The company also offers island tours where tourists can join beach cleanups.
“It really is a big talking point among visiting tourists. When they see plastic washed on the beach and in the ocean, they ask us how it’s being handled, what is being done,” she said.
“The voice of the people should be heard. And Maldives also have to listen to the tourists. They have an opinion, an expectation especially given where they come from. It’s an issue from a tourism perspective as well, not just from an environmental perspective.”
The Maldives Authentic Crafts Cooperative Society (MACCS) hopes its Plastic Noon Gotheh (A non-plastic way) project will encourage plastic-free lifestyles among Maldivians.
“It’s not that people don’t know it’s harmful, it’s that we’ve grown too used to it, and it’s hard to get rid of quickly,” says chairwoman Aminath Abdulla.
“People say we need plastic bags to throw away trash, that WAMCO [the state waste management company] refuse to take the trash unless it is put in plastic bags, so it is hard to change these quickly.”
Aminath believes that small changes could add up over time.
“For example, don’t put every single item in a separate bag while shopping so that you don’t end up bringing twenty bags home from grocery shopping.”
There have been signs of progress.
Single-use plastics have been banned in school premises. Some cafés and restaurants in the capital have stopped using straws and plastic bottles.
Parley for the Oceans, a US-based organisation, is working with resorts, schools and fishing vessels to intercept plastic, which is then shipped abroad for recycling. It is making design-wear from plastic waste.
But environmental activists say effective policies must be implemented for meaningful change.
While appeals to reduce plastic consumption and waste were made on World Environment Day, local NGOs condemned the hypocrisy of “creating and expanding a culture of bottled water consumption.”
A new water bottling plant that will produce 10,000 plastic bottles every hour, is being set up in Kulhudhuffushi.
They also question the consistency of policy-making in other areas.
In 2015, the tariff for non-biodegradable plastic bags was hiked from 200 to 400 percent. But since then the import of oxo-degradable bags, endorsed by the Environment Protection Agency and exempt from the custom duty, has risen sharply.
Nearly 80 million biodegradable bags were imported last year, according to Maldives customs statistics.

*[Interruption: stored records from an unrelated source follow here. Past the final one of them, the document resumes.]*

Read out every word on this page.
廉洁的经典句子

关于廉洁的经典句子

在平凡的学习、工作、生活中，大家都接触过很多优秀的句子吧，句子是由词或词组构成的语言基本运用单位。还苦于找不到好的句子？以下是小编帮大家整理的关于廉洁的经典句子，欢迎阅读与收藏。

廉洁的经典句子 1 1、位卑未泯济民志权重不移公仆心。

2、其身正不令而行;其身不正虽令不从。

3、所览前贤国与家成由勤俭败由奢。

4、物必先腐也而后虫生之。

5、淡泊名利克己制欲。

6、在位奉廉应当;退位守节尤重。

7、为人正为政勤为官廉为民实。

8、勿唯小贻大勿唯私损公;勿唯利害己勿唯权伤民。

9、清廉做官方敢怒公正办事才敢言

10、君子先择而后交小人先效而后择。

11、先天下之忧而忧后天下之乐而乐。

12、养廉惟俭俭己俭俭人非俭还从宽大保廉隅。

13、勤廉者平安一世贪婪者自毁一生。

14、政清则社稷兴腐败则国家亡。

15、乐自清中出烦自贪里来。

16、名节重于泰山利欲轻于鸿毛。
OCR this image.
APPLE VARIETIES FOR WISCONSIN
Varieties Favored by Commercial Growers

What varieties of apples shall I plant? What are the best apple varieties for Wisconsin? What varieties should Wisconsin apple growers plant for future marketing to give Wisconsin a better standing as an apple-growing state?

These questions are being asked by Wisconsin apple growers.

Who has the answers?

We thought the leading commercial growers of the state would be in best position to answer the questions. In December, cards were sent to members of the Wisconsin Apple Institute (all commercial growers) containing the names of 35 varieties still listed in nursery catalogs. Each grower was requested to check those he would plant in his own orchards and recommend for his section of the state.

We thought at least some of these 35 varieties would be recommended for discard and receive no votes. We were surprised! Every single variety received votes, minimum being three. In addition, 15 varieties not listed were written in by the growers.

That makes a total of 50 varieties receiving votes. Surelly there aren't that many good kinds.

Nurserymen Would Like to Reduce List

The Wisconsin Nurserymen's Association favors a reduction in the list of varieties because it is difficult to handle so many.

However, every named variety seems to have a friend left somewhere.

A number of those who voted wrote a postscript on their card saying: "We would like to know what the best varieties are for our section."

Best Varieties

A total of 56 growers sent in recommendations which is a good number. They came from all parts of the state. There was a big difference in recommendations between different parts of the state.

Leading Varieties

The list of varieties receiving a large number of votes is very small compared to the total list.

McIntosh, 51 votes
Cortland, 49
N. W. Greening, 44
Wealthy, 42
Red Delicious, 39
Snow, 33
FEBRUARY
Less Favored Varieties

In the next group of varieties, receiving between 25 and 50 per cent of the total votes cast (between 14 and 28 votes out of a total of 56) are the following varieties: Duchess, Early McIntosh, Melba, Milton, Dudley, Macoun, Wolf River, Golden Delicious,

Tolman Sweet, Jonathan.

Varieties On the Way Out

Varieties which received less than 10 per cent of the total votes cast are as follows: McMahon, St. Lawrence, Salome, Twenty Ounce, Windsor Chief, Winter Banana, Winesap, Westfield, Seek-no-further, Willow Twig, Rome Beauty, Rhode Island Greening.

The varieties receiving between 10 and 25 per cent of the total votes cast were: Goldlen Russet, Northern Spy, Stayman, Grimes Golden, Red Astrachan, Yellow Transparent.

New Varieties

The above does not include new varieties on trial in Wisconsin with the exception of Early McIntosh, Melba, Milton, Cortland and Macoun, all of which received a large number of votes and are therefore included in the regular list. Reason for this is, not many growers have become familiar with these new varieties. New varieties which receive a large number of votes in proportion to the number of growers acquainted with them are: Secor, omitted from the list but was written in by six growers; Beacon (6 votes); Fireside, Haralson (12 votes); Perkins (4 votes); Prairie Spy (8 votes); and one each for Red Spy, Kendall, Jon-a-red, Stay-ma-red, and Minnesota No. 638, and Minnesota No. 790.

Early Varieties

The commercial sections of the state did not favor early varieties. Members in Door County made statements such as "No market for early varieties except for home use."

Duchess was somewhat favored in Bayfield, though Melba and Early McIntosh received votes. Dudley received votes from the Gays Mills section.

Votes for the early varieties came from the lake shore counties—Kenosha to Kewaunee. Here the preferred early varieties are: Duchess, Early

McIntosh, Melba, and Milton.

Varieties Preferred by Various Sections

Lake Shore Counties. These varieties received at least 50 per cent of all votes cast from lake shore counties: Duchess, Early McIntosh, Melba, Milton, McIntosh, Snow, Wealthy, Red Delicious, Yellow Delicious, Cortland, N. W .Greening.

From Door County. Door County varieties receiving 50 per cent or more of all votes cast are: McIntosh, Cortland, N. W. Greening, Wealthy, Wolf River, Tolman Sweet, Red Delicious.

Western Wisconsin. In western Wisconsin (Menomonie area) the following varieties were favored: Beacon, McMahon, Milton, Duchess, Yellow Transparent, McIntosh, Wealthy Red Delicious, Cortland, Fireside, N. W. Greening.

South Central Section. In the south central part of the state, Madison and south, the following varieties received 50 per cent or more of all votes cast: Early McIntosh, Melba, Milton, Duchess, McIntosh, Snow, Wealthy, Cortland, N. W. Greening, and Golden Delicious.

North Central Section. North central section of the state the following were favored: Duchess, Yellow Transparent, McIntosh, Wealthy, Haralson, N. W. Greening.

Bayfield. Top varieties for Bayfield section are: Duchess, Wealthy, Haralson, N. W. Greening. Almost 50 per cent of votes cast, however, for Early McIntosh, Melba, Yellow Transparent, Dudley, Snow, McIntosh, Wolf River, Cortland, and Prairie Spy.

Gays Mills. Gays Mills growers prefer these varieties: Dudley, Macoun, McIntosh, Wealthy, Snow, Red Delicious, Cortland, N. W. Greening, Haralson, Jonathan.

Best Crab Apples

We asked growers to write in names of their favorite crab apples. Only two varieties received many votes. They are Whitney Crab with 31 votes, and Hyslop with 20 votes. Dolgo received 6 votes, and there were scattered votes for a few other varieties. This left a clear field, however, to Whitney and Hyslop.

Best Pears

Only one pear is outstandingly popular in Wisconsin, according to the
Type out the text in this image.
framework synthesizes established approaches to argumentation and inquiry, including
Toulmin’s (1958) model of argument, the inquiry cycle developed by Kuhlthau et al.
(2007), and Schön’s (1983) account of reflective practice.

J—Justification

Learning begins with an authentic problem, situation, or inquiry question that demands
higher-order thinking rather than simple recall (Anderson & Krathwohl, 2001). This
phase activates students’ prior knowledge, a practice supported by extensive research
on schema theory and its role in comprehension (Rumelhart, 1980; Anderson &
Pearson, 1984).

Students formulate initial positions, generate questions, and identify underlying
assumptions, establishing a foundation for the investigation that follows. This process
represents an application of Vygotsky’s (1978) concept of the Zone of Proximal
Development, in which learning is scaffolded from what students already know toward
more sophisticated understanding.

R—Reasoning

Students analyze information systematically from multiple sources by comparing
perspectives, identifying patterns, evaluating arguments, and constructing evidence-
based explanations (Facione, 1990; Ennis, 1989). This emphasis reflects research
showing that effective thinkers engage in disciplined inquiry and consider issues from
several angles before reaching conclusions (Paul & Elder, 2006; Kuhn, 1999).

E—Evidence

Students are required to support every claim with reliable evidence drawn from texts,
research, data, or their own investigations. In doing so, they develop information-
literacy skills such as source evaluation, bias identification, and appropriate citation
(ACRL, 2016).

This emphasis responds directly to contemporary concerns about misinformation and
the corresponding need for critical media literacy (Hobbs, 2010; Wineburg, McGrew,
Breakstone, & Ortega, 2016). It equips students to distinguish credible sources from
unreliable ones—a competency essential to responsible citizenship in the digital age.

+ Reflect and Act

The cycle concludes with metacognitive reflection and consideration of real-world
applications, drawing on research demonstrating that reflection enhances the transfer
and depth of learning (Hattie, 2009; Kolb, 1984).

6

Environmentalists say these bags are more harmful as it disintegrates and is easily consumed by fish and other marine life.
A report submitted to the EU parliament in January concurred that oxo-degradable plastics do not represent a long-term solution. It noted risks that fragmented plastics will not fully biodegrade and accumulate in marine environments.
Together with 27 million non-biodegradable plastic bags, a total of 106.5 million plastics bags were imported to the Maldives last year.